The circulatory system has the major function of circulating blood that transports oxygen and nutrients throughout the body. Major organs are the lungs, heart, and blood vessels. The functional unit are the red blood cells.

Red Blood Cell

Mammals have a closed circulatory system called the cardiovascular system. The heart has one or two atria, chambers that take in blood that returns to the heart and one or two ventricles, chambers that pump blood out of the heart. Blood vessels contain arteries, veins, and capillaries. Arteries carry blood away from the heart and towards organs, and they branch into arterioles into capillaries in organs.
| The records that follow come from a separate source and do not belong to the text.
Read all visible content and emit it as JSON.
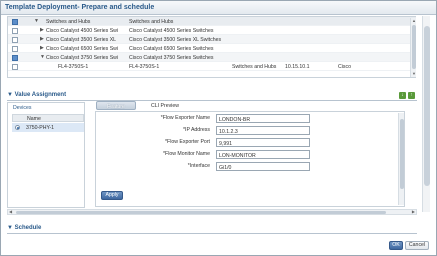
{
  "dialog": {
    "title": "Template Deployment- Prepare and schedule"
  },
  "tree": {
    "rows": [
      {
        "checked": true,
        "expanded": true,
        "indent": 1,
        "name": "Switches and Hubs",
        "type": "Switches and Hubs",
        "category": "",
        "ip": "",
        "vendor": ""
      },
      {
        "checked": false,
        "expanded": false,
        "indent": 2,
        "name": "Cisco Catalyst 4500 Series Swi",
        "type": "Cisco Catalyst 4500 Series Switches",
        "category": "",
        "ip": "",
        "vendor": ""
      },
      {
        "checked": false,
        "expanded": false,
        "indent": 2,
        "name": "Cisco Catalyst 3500 Series XL",
        "type": "Cisco Catalyst 3500 Series XL Switches",
        "category": "",
        "ip": "",
        "vendor": ""
      },
      {
        "checked": false,
        "expanded": false,
        "indent": 2,
        "name": "Cisco Catalyst 6500 Series Swi",
        "type": "Cisco Catalyst 6500 Series Switches",
        "category": "",
        "ip": "",
        "vendor": ""
      },
      {
        "checked": true,
        "expanded": true,
        "indent": 2,
        "name": "Cisco Catalyst 3750 Series Swi",
        "type": "Cisco Catalyst 3750 Series Switches",
        "category": "",
        "ip": "",
        "vendor": ""
      },
      {
        "checked": false,
        "expanded": null,
        "indent": 3,
        "name": "FL4-3750S-1",
        "type": "FL4-3750S-1",
        "category": "Switches and Hubs",
        "ip": "10.15.10.1",
        "vendor": "Cisco"
      }
    ]
  },
  "value_assignment": {
    "title": "Value Assignment",
    "devices_label": "Devices",
    "devices_column": "Name",
    "selected_device": "3750-PHY-1",
    "tabs": {
      "active": "Feature",
      "other": "CLI Preview"
    },
    "fields": [
      {
        "label": "*Flow Exporter Name",
        "value": "LONDON-BR"
      },
      {
        "label": "*IP Address",
        "value": "10.1.2.3"
      },
      {
        "label": "*Flow Exporter Port",
        "value": "9,991"
      },
      {
        "label": "*Flow Monitor Name",
        "value": "LON-MONITOR"
      },
      {
        "label": "*Interface",
        "value": "Gi1/0"
      }
    ],
    "apply_label": "Apply"
  },
  "schedule": {
    "title": "Schedule",
    "subtitle": ""
  },
  "footer": {
    "ok_label": "OK",
    "cancel_label": "Cancel"
  }
}
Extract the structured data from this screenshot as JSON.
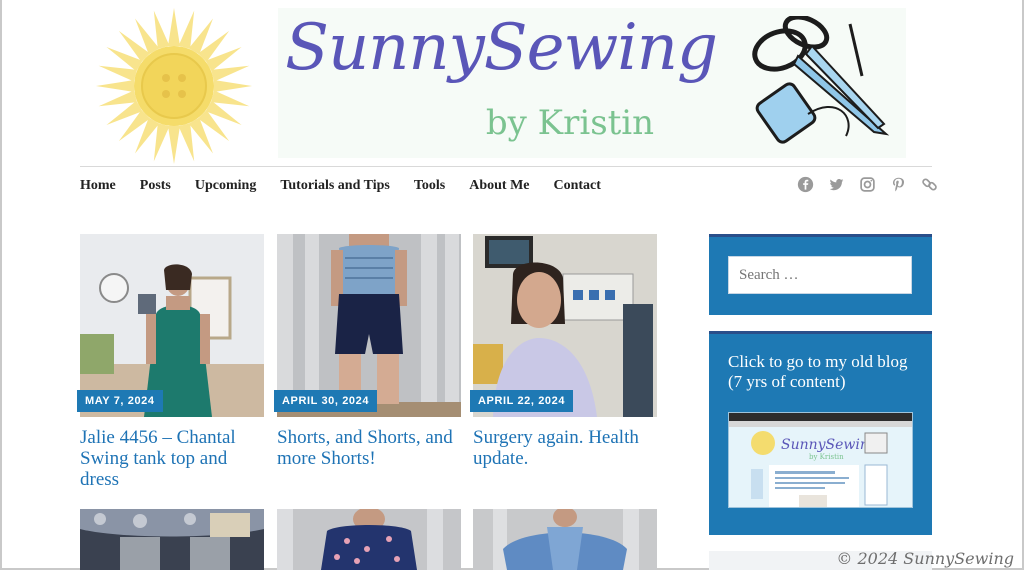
{
  "header": {
    "brand_title": "SunnySewing",
    "brand_sub": "by Kristin"
  },
  "nav": {
    "items": [
      "Home",
      "Posts",
      "Upcoming",
      "Tutorials and Tips",
      "Tools",
      "About Me",
      "Contact"
    ]
  },
  "social": {
    "icons": [
      "facebook-icon",
      "twitter-icon",
      "instagram-icon",
      "pinterest-icon",
      "link-icon"
    ]
  },
  "posts": [
    {
      "date": "MAY 7, 2024",
      "title": "Jalie 4456 – Chantal Swing tank top and dress"
    },
    {
      "date": "APRIL 30, 2024",
      "title": "Shorts, and Shorts, and more Shorts!"
    },
    {
      "date": "APRIL 22, 2024",
      "title": "Surgery again. Health update."
    }
  ],
  "sidebar": {
    "search_placeholder": "Search …",
    "old_blog_text": "Click to go to my old blog (7 yrs of content)"
  },
  "watermark": "© 2024 SunnySewing",
  "colors": {
    "accent_blue": "#1e79b4",
    "link_blue": "#1e73b5",
    "brand_purple": "#5a56b8",
    "brand_green": "#7bc390"
  }
}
Capillaries are microscopic and porous vessels. Capillary beds are the networks that infiltrate tissues. Chemicals are diffused through the capillary walls. Capillaries converge into venules that converge into veins which carry blood back to the heart.

Heart Diagram

The cardiac cycle is the complete sequence of heart pumping and filling. The contraction phase is called the systole and the relaxation is called diastole. Cardiac output is the amount of blood/minute that left the ventricle pumps into the systemic circuit. This depends on the heart rate (#beats per minute) and stroke volume (amount of blood pumped by the left ventricle in each contraction). The heart has four valves with flaps of connective tissue to prevent back-flow. Between each atrium and ventricle is an atrioventricular valve which are held by fibers and the pressure by ventricle contraction closes the valves. Semi-lunar valves are at the 2 exits of the heart, the aorta leaves the left ventricle and the pulmonary artery leaves the right ventricle. These open by pressure by ventricle contraction.
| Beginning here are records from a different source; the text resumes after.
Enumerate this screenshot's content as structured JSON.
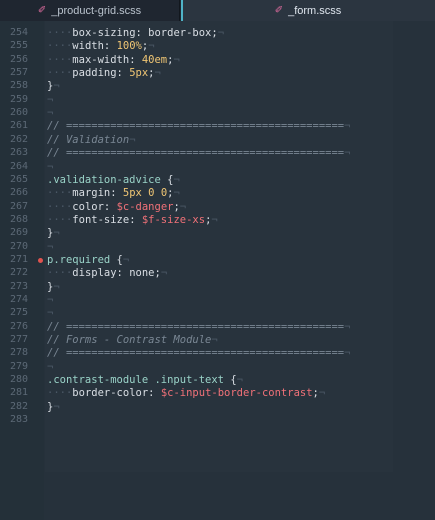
{
  "tabs": [
    {
      "label": "_product-grid.scss",
      "icon": "sass-icon",
      "active": false
    },
    {
      "label": "_form.scss",
      "icon": "sass-icon",
      "active": true
    }
  ],
  "colors": {
    "background": "#26303b",
    "gutter": "#243039",
    "comment": "#7a8794",
    "number": "#f0c674",
    "variable": "#f07178",
    "selector": "#9ad3c8",
    "breakpoint": "#e0534f",
    "active_tab_accent": "#4fb3c7"
  },
  "lines": [
    {
      "n": "254",
      "segs": [
        [
          "ws",
          "····"
        ],
        [
          "prop",
          "box-sizing: border-box;"
        ],
        [
          "ws",
          "¬"
        ]
      ]
    },
    {
      "n": "255",
      "segs": [
        [
          "ws",
          "····"
        ],
        [
          "prop",
          "width: "
        ],
        [
          "num",
          "100%"
        ],
        [
          "pn",
          ";"
        ],
        [
          "ws",
          "¬"
        ]
      ]
    },
    {
      "n": "256",
      "segs": [
        [
          "ws",
          "····"
        ],
        [
          "prop",
          "max-width: "
        ],
        [
          "num",
          "40em"
        ],
        [
          "pn",
          ";"
        ],
        [
          "ws",
          "¬"
        ]
      ]
    },
    {
      "n": "257",
      "segs": [
        [
          "ws",
          "····"
        ],
        [
          "prop",
          "padding: "
        ],
        [
          "num",
          "5px"
        ],
        [
          "pn",
          ";"
        ],
        [
          "ws",
          "¬"
        ]
      ]
    },
    {
      "n": "258",
      "segs": [
        [
          "pn",
          "}"
        ],
        [
          "ws",
          "¬"
        ]
      ]
    },
    {
      "n": "259",
      "segs": [
        [
          "ws",
          "¬"
        ]
      ]
    },
    {
      "n": "260",
      "segs": [
        [
          "ws",
          "¬"
        ]
      ]
    },
    {
      "n": "261",
      "segs": [
        [
          "cm",
          "// ============================================"
        ],
        [
          "ws",
          "¬"
        ]
      ]
    },
    {
      "n": "262",
      "segs": [
        [
          "cm",
          "// Validation"
        ],
        [
          "ws",
          "¬"
        ]
      ]
    },
    {
      "n": "263",
      "segs": [
        [
          "cm",
          "// ============================================"
        ],
        [
          "ws",
          "¬"
        ]
      ]
    },
    {
      "n": "264",
      "segs": [
        [
          "ws",
          "¬"
        ]
      ]
    },
    {
      "n": "265",
      "segs": [
        [
          "sel",
          ".validation-advice"
        ],
        [
          "pn",
          " {"
        ],
        [
          "ws",
          "¬"
        ]
      ]
    },
    {
      "n": "266",
      "segs": [
        [
          "ws",
          "····"
        ],
        [
          "prop",
          "margin: "
        ],
        [
          "num",
          "5px"
        ],
        [
          "prop",
          " "
        ],
        [
          "num",
          "0"
        ],
        [
          "prop",
          " "
        ],
        [
          "num",
          "0"
        ],
        [
          "pn",
          ";"
        ],
        [
          "ws",
          "¬"
        ]
      ]
    },
    {
      "n": "267",
      "segs": [
        [
          "ws",
          "····"
        ],
        [
          "prop",
          "color: "
        ],
        [
          "var",
          "$c-danger"
        ],
        [
          "pn",
          ";"
        ],
        [
          "ws",
          "¬"
        ]
      ]
    },
    {
      "n": "268",
      "segs": [
        [
          "ws",
          "····"
        ],
        [
          "prop",
          "font-size: "
        ],
        [
          "var",
          "$f-size-xs"
        ],
        [
          "pn",
          ";"
        ],
        [
          "ws",
          "¬"
        ]
      ]
    },
    {
      "n": "269",
      "segs": [
        [
          "pn",
          "}"
        ],
        [
          "ws",
          "¬"
        ]
      ]
    },
    {
      "n": "270",
      "segs": [
        [
          "ws",
          "¬"
        ]
      ]
    },
    {
      "n": "271",
      "breakpoint": true,
      "segs": [
        [
          "sel",
          "p.required"
        ],
        [
          "pn",
          " {"
        ],
        [
          "ws",
          "¬"
        ]
      ]
    },
    {
      "n": "272",
      "segs": [
        [
          "ws",
          "····"
        ],
        [
          "prop",
          "display: none;"
        ],
        [
          "ws",
          "¬"
        ]
      ]
    },
    {
      "n": "273",
      "segs": [
        [
          "pn",
          "}"
        ],
        [
          "ws",
          "¬"
        ]
      ]
    },
    {
      "n": "274",
      "segs": [
        [
          "ws",
          "¬"
        ]
      ]
    },
    {
      "n": "275",
      "segs": [
        [
          "ws",
          "¬"
        ]
      ]
    },
    {
      "n": "276",
      "segs": [
        [
          "cm",
          "// ============================================"
        ],
        [
          "ws",
          "¬"
        ]
      ]
    },
    {
      "n": "277",
      "segs": [
        [
          "cm",
          "// Forms - Contrast Module"
        ],
        [
          "ws",
          "¬"
        ]
      ]
    },
    {
      "n": "278",
      "segs": [
        [
          "cm",
          "// ============================================"
        ],
        [
          "ws",
          "¬"
        ]
      ]
    },
    {
      "n": "279",
      "segs": [
        [
          "ws",
          "¬"
        ]
      ]
    },
    {
      "n": "280",
      "segs": [
        [
          "sel",
          ".contrast-module .input-text"
        ],
        [
          "pn",
          " {"
        ],
        [
          "ws",
          "¬"
        ]
      ]
    },
    {
      "n": "281",
      "segs": [
        [
          "ws",
          "····"
        ],
        [
          "prop",
          "border-color: "
        ],
        [
          "var",
          "$c-input-border-contrast"
        ],
        [
          "pn",
          ";"
        ],
        [
          "ws",
          "¬"
        ]
      ]
    },
    {
      "n": "282",
      "segs": [
        [
          "pn",
          "}"
        ],
        [
          "ws",
          "¬"
        ]
      ]
    },
    {
      "n": "283",
      "segs": []
    }
  ]
}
Blood flow will begin at the pulmonary lung circuit, where the right ventricle pumps blood to the lungs through the pulmonary arteries. Blood flows through capillary beds in the lungs gets oxygen and trashes CO2. The oxygen rich blood uses the pulmonary veins to return from the lungs to the left atrium. The blood flows into the left ventricle as it opens and then contracts, pumping the blood out to body tissues through the systematic circuit.
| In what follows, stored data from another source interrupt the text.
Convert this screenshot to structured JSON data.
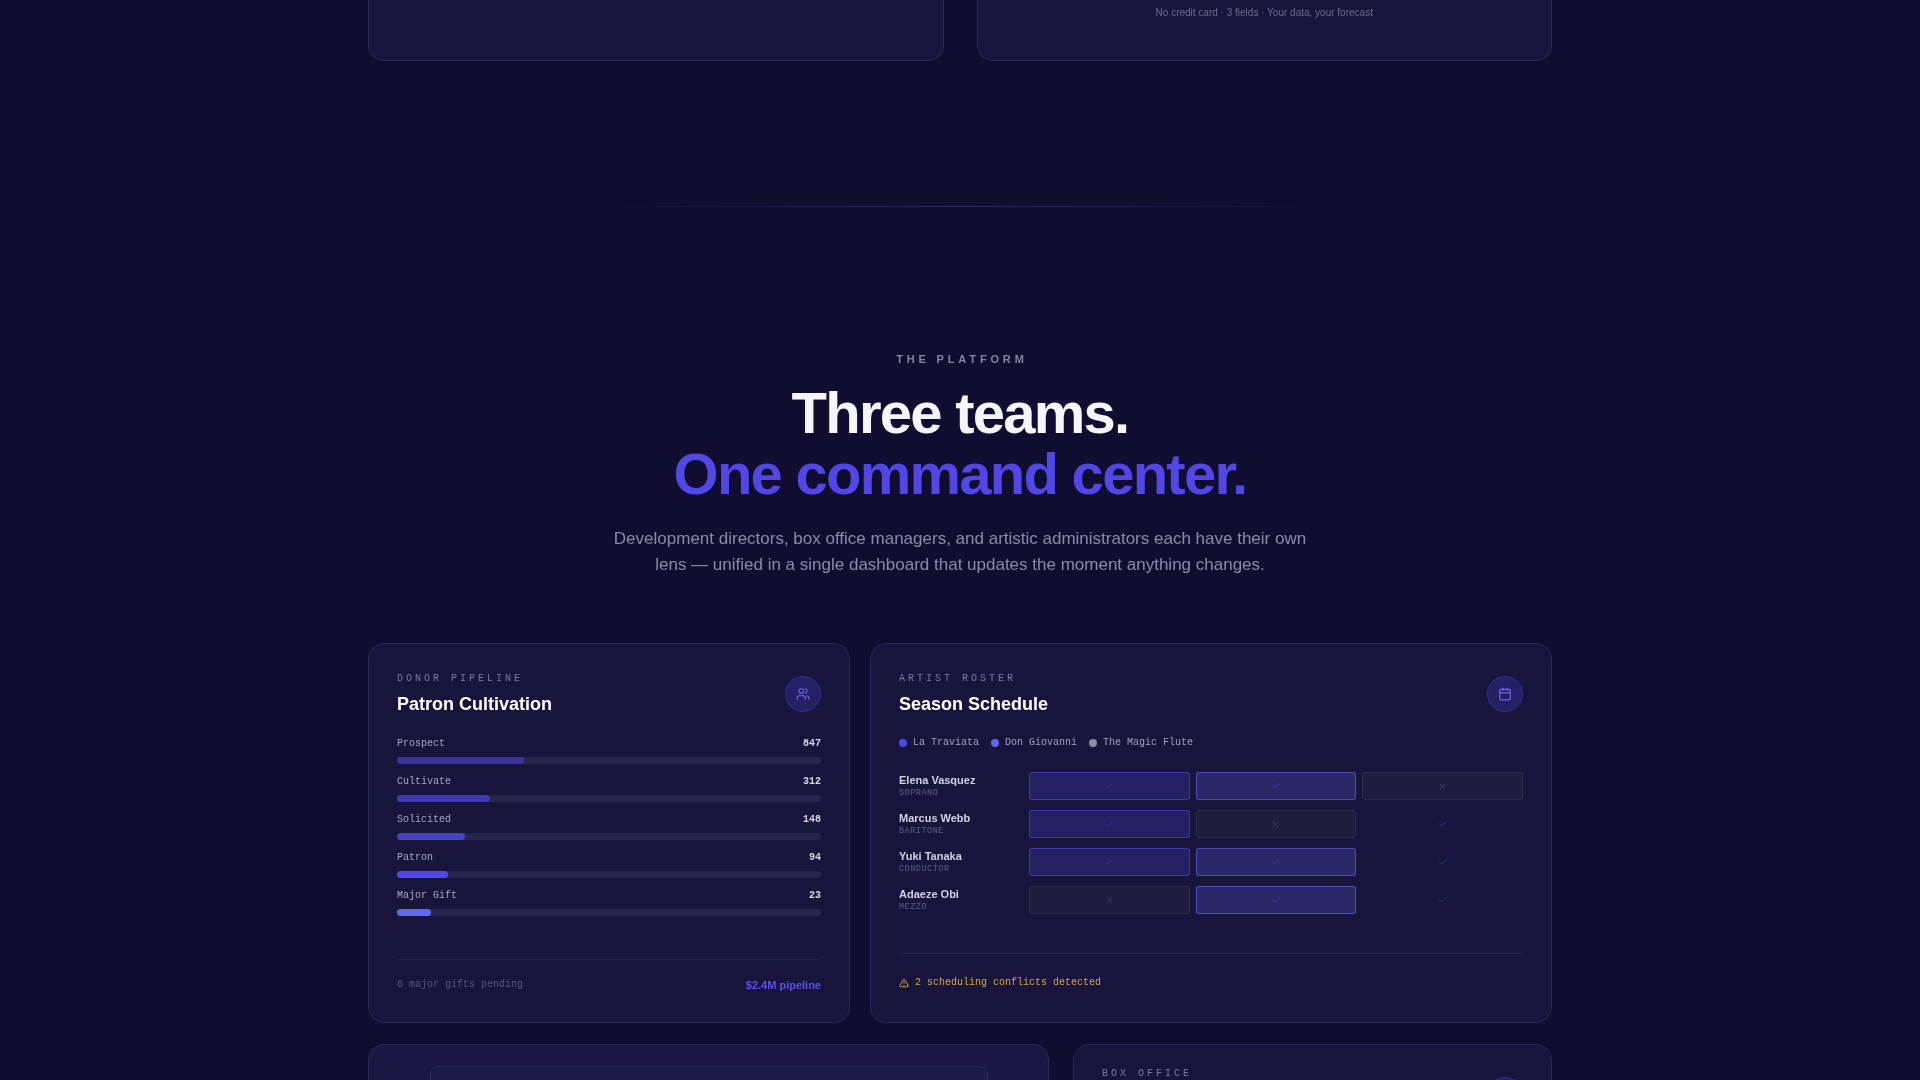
{
  "top_card": {
    "note": "No credit card · 3 fields · Your data, your forecast"
  },
  "section": {
    "eyebrow": "THE PLATFORM",
    "headline": "Three teams.",
    "headline_accent": "One command center.",
    "description": "Development directors, box office managers, and artistic administrators each have their own lens — unified in a single dashboard that updates the moment anything changes."
  },
  "pipeline": {
    "eyebrow": "DONOR PIPELINE",
    "title": "Patron Cultivation",
    "stages": [
      {
        "label": "Prospect",
        "count": "847",
        "level": 0.3,
        "color": "#3b3598"
      },
      {
        "label": "Cultivate",
        "count": "312",
        "level": 0.22,
        "color": "#4139ae"
      },
      {
        "label": "Solicited",
        "count": "148",
        "level": 0.16,
        "color": "#4a40c6"
      },
      {
        "label": "Patron",
        "count": "94",
        "level": 0.12,
        "color": "#5248df"
      },
      {
        "label": "Major Gift",
        "count": "23",
        "level": 0.08,
        "color": "#6366f1"
      }
    ],
    "footer_note": "6 major gifts pending",
    "footer_value": "$2.4M pipeline"
  },
  "schedule": {
    "eyebrow": "ARTIST ROSTER",
    "title": "Season Schedule",
    "legend": [
      {
        "label": "La Traviata",
        "color": "#4f46e5"
      },
      {
        "label": "Don Giovanni",
        "color": "#6366f1"
      },
      {
        "label": "The Magic Flute",
        "color": "#8e8aa8"
      }
    ],
    "rows": [
      {
        "name": "Elena Vasquez",
        "role": "SOPRANO",
        "cells": [
          {
            "kind": "booked"
          },
          {
            "kind": "booked"
          },
          {
            "kind": "unavailable"
          }
        ]
      },
      {
        "name": "Marcus Webb",
        "role": "BARITONE",
        "cells": [
          {
            "kind": "booked"
          },
          {
            "kind": "unavailable"
          },
          {
            "kind": "open"
          }
        ]
      },
      {
        "name": "Yuki Tanaka",
        "role": "CONDUCTOR",
        "cells": [
          {
            "kind": "booked"
          },
          {
            "kind": "booked"
          },
          {
            "kind": "open"
          }
        ]
      },
      {
        "name": "Adaeze Obi",
        "role": "MEZZO",
        "cells": [
          {
            "kind": "unavailable"
          },
          {
            "kind": "booked"
          },
          {
            "kind": "open"
          }
        ]
      }
    ],
    "alert": "2 scheduling conflicts detected"
  },
  "box_office": {
    "eyebrow": "BOX OFFICE"
  }
}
Blood leaves the left ventricle through the aorta, which then supplies blood to arteries throughout the body. Coronary arteries branch from the aorta supplying blood to the heart itself. Branches lead to capillary beds in forelimbs and the head. The aorta then goes to the posterior arteries to arterioles and capillary beds in the abdomen, organs, and the legs. Oxygen and carbon dioxide diffuse in the capillary walls, oxygen entering cells and carbon dioxide entering into a large vein in the anterior vena cava. The large posterior vena cava vein drains blood from the hind limbs and trunk. The two veins empty the blood into the right atrium, where it flows into the right ventricle.